The Excuses For Not Doing It Right
Over this same period of time as I have been representing parties in the intellectual property business, I have heard all of the reasons (although they are not reasonable nor logical so it is really hard to call them “reasons”) for not preparing for success and for thus planning to fail. These are some of my favorites:
a. “We don’t need a contract…the other party is my [fill in here any relationship you like…husband/wife, brother/sister etc. etc.]”
If I had a nickel for every time I represented one or more of such parties in a dispute over the project for which they “didn’t need a contract,” I’d be rich indeed.
Moreover, it is not contracts that break up relationships. Contracts are just easy targets. What breaks up relationships is the “I thought you said….” stuff that comes from no contracts or poorly written ones. So if these relationships were really valuable, the parties would protect those relationships by writing the deal down properly.
b. “It’s just a small project so there’s no need for an agreement.” Now if anyone actually knows what is going to be successful and what not, well you wouldn’t be reading this article. And if it is actually a small project, why bother?
c. “I don’t have the money to engage the services of an experienced attorney.” No… but they do have the money to throw away on the project such as production costs, lost time, uncertainty, risk etc.
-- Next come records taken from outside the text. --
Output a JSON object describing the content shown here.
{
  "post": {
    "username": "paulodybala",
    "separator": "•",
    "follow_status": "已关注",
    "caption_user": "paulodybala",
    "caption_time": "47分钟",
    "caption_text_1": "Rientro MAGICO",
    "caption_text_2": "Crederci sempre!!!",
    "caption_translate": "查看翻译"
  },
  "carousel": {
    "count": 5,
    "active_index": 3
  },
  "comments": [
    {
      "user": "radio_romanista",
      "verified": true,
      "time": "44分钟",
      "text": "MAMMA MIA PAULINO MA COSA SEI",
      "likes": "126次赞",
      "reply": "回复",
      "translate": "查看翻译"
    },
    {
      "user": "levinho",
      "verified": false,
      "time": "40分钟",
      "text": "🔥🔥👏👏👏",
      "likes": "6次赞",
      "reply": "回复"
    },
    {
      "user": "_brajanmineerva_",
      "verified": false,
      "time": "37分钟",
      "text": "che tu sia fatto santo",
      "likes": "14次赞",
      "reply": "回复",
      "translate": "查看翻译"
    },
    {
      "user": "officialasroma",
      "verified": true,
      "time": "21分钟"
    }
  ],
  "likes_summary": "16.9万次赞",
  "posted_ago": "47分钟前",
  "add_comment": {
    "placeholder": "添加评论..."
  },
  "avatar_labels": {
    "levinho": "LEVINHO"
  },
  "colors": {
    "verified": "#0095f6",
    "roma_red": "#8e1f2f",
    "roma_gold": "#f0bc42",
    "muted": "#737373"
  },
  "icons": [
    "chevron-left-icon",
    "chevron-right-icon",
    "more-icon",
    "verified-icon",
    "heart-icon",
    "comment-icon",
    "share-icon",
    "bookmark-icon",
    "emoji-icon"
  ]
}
And then you have a project where you have one foot on the gas and the other on the brake since you are afraid that if the project becomes too successful that someone’s going to bring a claim (which they are very likely to do).
A good entrepreneur works backward. The entrepreneur thinks: “if I want to be here in 5 years, what do I have to do in 4 years? What do I have to do in 3 years? What do I have to do today?” In the intellectual property business, today requires you to think ahead and plan for success so that when it “matters,” you will be ready.